Okay, so I think Grecia does Mike’s sometimes, but as long as it’s tidy, I don’t care if he’s offering sexual favors in return for her vacuuming a couple of times a week.

“You wanna come clean my office? Charlotte’s on my back because she had to empty my trash twice in three days.”

“Charlotte, huh?” I take a bite of my cupcake as the police receptionist is brought up.

“Noelle, she’s been crushin’ on me for three years. If I were interested, I’d have fucked her already.”

“Straight to the point as always.”

He laughs and pulls up outside the Oleander hotel where the…whatever-the-hell kinda boring hour this is gonna be…is.

“You got crumbs on my seat,” he grumbles when I get up.

“Apparently, you should take Charlotte up on her crush, ’cause you sound like you need to get laid.” I bend over to brush the crumbs off. Most go outside the car, thankfully.

“Dad’s gonna kill you if you go in there stuffing your face with cake.”

“And I’m gonna kill someone if I don’t get some food in my belly. I’m hangry right now.”

“Hangry?”

“Hungry and angry.”

“There’s a ship name for that?”

I raise my eyebrows. “It’s a very real thing. I’m hungry and angry, so I’m hangry. Really hangry.”

“You’re so fuckin’ weird.”

“This, from you.”

“Do you two ever stop fightin’?” Dad interrupts us at the door of the hotel. “Noelle, why are you eating?”

“Because I haven’t eaten a damn thing all day.”

“She’s hangry,” Brody inputs.

“What’s hangry?” Dad looks between us.

“Can’t a girl eat her cupcake in peace?”

“Noella!”

“Oh, fuck it.”

Nonna ambles up behind Dad and shoves him out of the way. With her silver-peppered black hair knotted into a bun on top of her head, she squints at me through apparently brand-new glasses and raps her cane against the floor.

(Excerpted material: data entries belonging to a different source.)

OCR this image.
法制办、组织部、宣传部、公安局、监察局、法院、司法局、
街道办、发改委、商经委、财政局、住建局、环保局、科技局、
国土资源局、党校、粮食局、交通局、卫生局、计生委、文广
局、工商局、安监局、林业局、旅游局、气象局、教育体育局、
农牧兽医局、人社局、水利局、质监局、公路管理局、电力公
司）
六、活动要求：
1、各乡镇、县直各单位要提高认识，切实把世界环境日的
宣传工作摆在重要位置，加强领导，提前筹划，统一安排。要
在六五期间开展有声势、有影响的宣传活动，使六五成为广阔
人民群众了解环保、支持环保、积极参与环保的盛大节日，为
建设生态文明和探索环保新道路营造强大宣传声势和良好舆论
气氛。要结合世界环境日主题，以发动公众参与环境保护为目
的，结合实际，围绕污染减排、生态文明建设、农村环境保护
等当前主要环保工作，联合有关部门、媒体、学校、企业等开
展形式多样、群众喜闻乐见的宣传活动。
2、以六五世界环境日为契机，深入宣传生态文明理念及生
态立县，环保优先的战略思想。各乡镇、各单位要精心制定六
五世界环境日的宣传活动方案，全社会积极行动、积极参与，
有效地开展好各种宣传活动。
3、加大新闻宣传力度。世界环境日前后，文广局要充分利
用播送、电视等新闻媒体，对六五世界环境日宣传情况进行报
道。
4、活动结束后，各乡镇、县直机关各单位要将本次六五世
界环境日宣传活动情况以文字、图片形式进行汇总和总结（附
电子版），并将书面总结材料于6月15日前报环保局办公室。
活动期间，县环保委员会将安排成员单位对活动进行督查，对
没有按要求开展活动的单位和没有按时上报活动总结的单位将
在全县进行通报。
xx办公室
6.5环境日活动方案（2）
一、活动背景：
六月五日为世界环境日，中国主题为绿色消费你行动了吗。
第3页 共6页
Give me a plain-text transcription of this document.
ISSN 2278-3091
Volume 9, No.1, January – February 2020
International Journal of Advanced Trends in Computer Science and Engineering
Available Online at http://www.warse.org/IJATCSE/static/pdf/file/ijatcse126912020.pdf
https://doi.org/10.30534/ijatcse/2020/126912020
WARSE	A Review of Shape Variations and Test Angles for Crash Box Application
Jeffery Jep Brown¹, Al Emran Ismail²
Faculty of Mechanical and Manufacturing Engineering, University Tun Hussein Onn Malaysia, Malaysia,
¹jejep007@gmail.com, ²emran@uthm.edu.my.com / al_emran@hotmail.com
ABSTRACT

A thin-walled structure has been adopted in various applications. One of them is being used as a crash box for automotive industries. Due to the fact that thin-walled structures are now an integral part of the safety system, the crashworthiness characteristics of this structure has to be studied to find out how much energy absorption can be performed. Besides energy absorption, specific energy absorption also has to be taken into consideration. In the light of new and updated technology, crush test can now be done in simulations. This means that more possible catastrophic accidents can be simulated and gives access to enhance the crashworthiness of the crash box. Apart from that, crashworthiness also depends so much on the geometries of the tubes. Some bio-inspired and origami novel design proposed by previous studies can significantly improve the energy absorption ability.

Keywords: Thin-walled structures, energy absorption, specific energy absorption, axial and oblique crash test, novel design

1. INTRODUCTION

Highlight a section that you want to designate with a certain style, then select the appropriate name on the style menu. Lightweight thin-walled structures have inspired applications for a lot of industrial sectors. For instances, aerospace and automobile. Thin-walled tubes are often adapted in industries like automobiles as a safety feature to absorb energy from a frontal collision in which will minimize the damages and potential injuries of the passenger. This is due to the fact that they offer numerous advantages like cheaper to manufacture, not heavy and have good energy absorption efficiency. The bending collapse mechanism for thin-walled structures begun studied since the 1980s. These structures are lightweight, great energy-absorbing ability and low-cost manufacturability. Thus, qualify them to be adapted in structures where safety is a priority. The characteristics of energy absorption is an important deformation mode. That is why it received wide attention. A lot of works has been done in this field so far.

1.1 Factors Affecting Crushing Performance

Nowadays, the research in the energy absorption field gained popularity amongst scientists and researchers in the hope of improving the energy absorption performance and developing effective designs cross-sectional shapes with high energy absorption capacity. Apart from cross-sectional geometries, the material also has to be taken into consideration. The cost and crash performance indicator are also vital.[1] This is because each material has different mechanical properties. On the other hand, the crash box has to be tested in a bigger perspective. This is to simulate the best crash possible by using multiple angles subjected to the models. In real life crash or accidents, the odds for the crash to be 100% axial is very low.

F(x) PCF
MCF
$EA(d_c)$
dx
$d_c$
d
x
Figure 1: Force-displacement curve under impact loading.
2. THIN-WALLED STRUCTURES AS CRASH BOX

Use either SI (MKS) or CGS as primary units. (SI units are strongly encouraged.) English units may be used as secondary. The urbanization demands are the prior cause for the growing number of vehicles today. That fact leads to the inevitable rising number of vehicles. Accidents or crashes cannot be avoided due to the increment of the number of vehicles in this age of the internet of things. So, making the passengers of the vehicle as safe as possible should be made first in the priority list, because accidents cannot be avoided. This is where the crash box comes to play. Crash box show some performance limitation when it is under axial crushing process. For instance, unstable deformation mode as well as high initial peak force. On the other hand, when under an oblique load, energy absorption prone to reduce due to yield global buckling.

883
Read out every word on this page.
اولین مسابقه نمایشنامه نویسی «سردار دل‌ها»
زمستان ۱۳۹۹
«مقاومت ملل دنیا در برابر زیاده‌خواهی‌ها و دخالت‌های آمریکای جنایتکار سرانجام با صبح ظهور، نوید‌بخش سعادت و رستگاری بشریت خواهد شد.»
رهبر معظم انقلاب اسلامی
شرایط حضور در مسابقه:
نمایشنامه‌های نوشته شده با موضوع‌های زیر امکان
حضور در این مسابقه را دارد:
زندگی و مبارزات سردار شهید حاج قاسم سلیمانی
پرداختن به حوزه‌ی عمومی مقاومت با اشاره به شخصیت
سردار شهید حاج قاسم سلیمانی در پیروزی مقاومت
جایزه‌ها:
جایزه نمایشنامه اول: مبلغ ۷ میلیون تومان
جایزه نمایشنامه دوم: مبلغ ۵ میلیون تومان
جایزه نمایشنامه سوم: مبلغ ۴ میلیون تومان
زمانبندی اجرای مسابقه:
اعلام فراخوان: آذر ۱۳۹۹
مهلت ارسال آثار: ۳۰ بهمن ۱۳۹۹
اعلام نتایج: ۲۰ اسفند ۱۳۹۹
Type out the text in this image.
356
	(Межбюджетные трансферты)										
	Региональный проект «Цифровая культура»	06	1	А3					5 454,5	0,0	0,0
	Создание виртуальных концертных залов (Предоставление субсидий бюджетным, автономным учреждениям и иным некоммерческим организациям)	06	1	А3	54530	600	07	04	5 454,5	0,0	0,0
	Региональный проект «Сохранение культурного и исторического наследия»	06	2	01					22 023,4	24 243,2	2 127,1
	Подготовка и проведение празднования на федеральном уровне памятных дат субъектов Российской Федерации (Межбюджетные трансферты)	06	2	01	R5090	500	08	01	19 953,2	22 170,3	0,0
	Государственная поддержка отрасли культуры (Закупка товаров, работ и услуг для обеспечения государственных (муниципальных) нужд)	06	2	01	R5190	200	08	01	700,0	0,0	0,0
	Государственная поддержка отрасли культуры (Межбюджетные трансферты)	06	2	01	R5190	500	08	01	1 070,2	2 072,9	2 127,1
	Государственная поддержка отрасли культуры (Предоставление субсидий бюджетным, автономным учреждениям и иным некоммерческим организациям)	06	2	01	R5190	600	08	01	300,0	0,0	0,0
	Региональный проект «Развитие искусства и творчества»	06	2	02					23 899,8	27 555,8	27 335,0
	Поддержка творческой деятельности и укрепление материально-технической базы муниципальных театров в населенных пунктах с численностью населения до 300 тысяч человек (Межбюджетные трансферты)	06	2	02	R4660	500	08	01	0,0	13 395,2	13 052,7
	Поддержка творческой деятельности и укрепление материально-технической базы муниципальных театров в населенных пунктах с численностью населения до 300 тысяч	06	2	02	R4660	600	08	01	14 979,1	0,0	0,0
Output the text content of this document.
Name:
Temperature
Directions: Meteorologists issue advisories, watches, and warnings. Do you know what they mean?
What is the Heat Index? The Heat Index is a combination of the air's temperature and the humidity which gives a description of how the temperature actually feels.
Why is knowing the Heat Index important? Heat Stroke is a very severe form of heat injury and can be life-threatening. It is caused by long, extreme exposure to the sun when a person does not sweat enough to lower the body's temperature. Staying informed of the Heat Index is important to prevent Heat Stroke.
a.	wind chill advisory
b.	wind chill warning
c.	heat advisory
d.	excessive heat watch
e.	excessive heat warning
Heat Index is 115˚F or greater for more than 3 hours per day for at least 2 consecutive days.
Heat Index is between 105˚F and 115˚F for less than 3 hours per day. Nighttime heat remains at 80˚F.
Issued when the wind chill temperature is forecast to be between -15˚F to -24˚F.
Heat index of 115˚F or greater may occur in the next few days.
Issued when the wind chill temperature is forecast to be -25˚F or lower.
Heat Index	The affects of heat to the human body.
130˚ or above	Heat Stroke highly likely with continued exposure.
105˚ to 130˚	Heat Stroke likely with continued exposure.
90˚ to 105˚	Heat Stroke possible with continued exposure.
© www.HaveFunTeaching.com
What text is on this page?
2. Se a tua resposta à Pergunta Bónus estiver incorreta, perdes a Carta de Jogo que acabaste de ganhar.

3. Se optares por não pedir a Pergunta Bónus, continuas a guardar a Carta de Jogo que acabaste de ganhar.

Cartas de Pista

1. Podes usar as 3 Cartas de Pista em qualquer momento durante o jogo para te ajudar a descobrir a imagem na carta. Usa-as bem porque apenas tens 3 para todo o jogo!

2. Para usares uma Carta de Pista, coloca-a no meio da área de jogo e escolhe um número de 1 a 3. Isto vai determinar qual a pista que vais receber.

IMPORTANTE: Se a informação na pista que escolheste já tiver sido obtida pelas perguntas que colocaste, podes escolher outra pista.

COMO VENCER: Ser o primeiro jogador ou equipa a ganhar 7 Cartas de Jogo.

“You-a eating cup-a-cakes again?”

I put the last bit of my cake into my mouth. “Eaten,” I correct her around the mouthful of food.

“Ah! Is-a not your-a job why-a you single! Is-a your manners!” She proceeds to lecture me for a minute about manners in smooth Italian. Something about how men don’t like women who have to pick crumbs outta their cleavage every time they eat a meal.

“Okay, Mamma. Let’s get you sitting down before everyone rushes in.” Dad clasps her shoulders and turns her before she starts on my lack of a relationship again.

Brody holds the door open for me and shrugs. “I don’t see anythin’ wrong with women pickin’ crumbs outta cleavages. View’s hella nice.”

I laugh. Yep, Brody wins that one. Not sure where Nonna got her idea from, because it is a seriously tricky business to remove crumbs from the girls without flaunting them.